I thought the set up was great. I love that it started with Batiste (The Bunk! And an actual New Orleans native!) navigating the “second line” — the less than official but absolutely clutch portion of a parade where brass bands play without permits to people who dance like crazy. Only, in this parade, there’s no main line. There’s no orderly, sanctioned celebration; official New Orleans is gone. Instead, there’s just a bunch of people who are trying to capture something that reminds them of home.

AS:”They’re doing it! The first second line since the storm,” sets up the psychological profile of this episode. There is so much loss and powerlessness, but the music and traditions prevail, lifting spirits. Also I am beyond ecstatic that America gets to see there is more to New Orleans than Bourbon Street.

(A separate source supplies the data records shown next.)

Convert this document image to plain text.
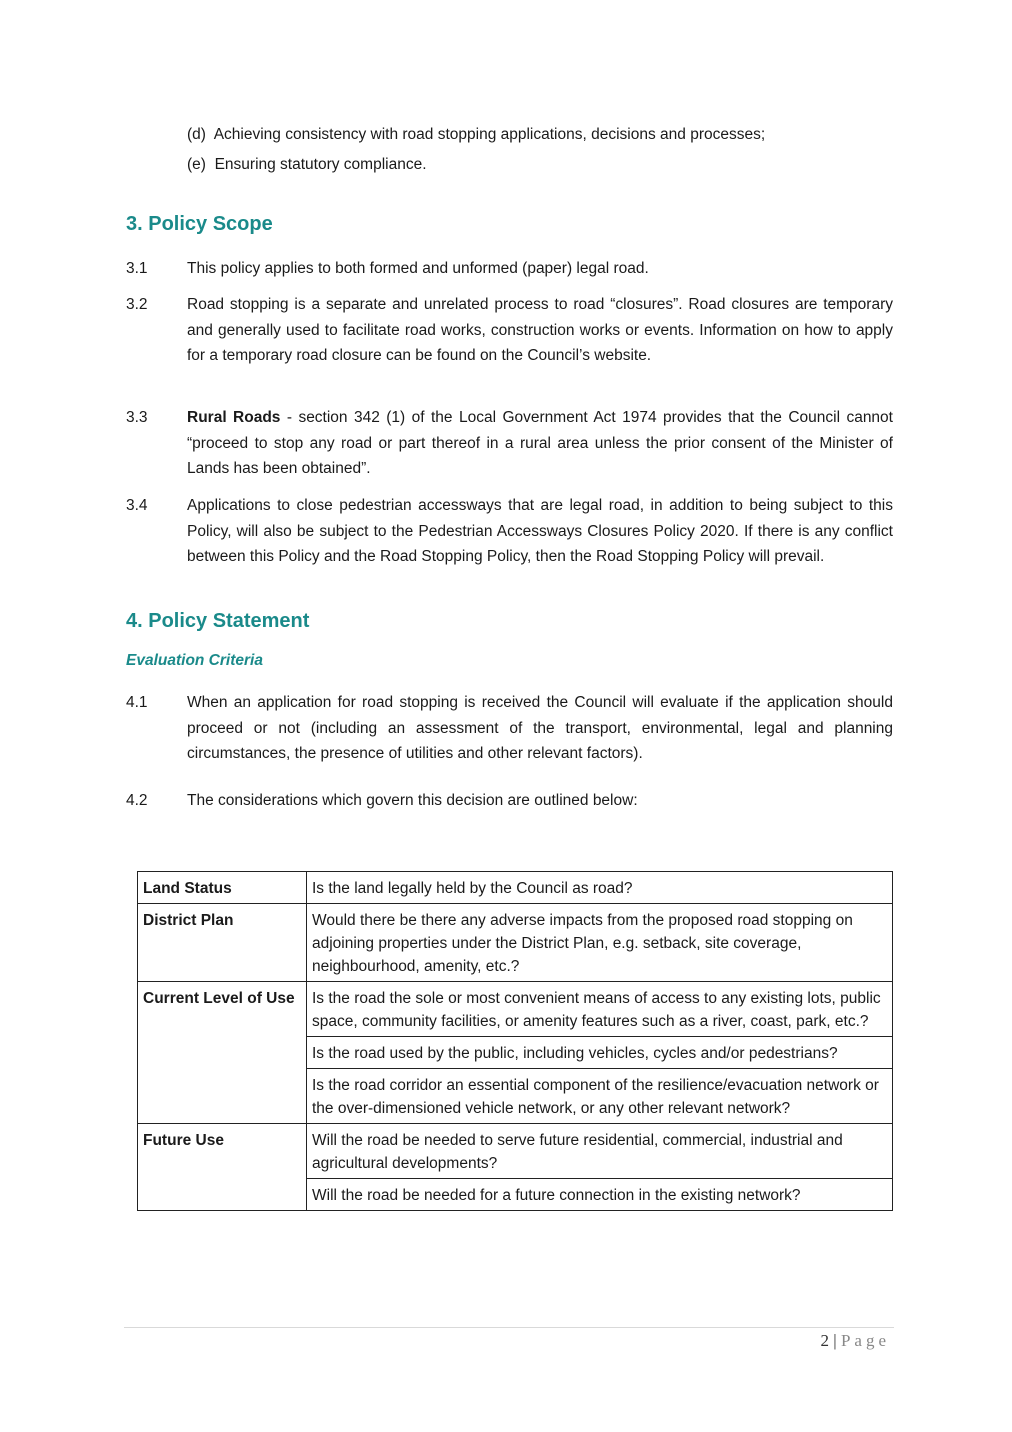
(d) Achieving consistency with road stopping applications, decisions and processes;
(e) Ensuring statutory compliance.
3. Policy Scope
3.1	This policy applies to both formed and unformed (paper) legal road.
3.2	Road stopping is a separate and unrelated process to road “closures”. Road closures are temporary and generally used to facilitate road works, construction works or events. Information on how to apply for a temporary road closure can be found on the Council’s website.
3.3	Rural Roads - section 342 (1) of the Local Government Act 1974 provides that the Council cannot “proceed to stop any road or part thereof in a rural area unless the prior consent of the Minister of Lands has been obtained”.
3.4	Applications to close pedestrian accessways that are legal road, in addition to being subject to this Policy, will also be subject to the Pedestrian Accessways Closures Policy 2020. If there is any conflict between this Policy and the Road Stopping Policy, then the Road Stopping Policy will prevail.
4. Policy Statement
Evaluation Criteria
4.1	When an application for road stopping is received the Council will evaluate if the application should proceed or not (including an assessment of the transport, environmental, legal and planning circumstances, the presence of utilities and other relevant factors).
4.2	The considerations which govern this decision are outlined below:
Land Status	Is the land legally held by the Council as road?
District Plan	Would there be there any adverse impacts from the proposed road stopping on adjoining properties under the District Plan, e.g. setback, site coverage, neighbourhood, amenity, etc.?
Current Level of Use	Is the road the sole or most convenient means of access to any existing lots, public space, community facilities, or amenity features such as a river, coast, park, etc.?
	Is the road used by the public, including vehicles, cycles and/or pedestrians?
	Is the road corridor an essential component of the resilience/evacuation network or the over-dimensioned vehicle network, or any other relevant network?
Future Use	Will the road be needed to serve future residential, commercial, industrial and agricultural developments?
	Will the road be needed for a future connection in the existing network?
2 | Page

And here’s Matt Yglesias at The Atlantic talking about Treme’s realism:

Treme also feels realistic, but it’s a different realism. Not the realism of a man who’s lived in a city for years and is here to share with us what it is. But the realism of a man who’s gone to research a city he loves and wants to present it for us. Simon’s New Orleans is the New Orleans of those who inhabit and love the city, a counterpoint to the tourist’s New Orleans but not a deeply personal vision of the city the way The Wire is of Baltimore. It seems clear that if a lifelong resident of New Orleans were to complain to Simon about a lack of realism that he’d be genuinely saddened.

While the Treme navel-gazing has included the word “authentic” much too often and we are bound to go into jazz overload before the season’s metaconversation is over, the Treme talk has been pretty insightful and an opportunity for both groups to bring in some outsiders to add a little, well, perspective.

I’m all for a show that brings both Khandi Alexander and Melissa Leo back to television, and the show is definitely a nice diversion from the Walker family set-chewing dinners on ABC’s Brothers & Sisters.  But will we grow tired of Treme-inspired media stories about New Orleans food, jazz, and its people? Will there be a backlash, or will much of America not bother to tune in and look for a Dancing with the Stars rerun instead?

It’s only the first week, and I’m sure the media will keep us posted.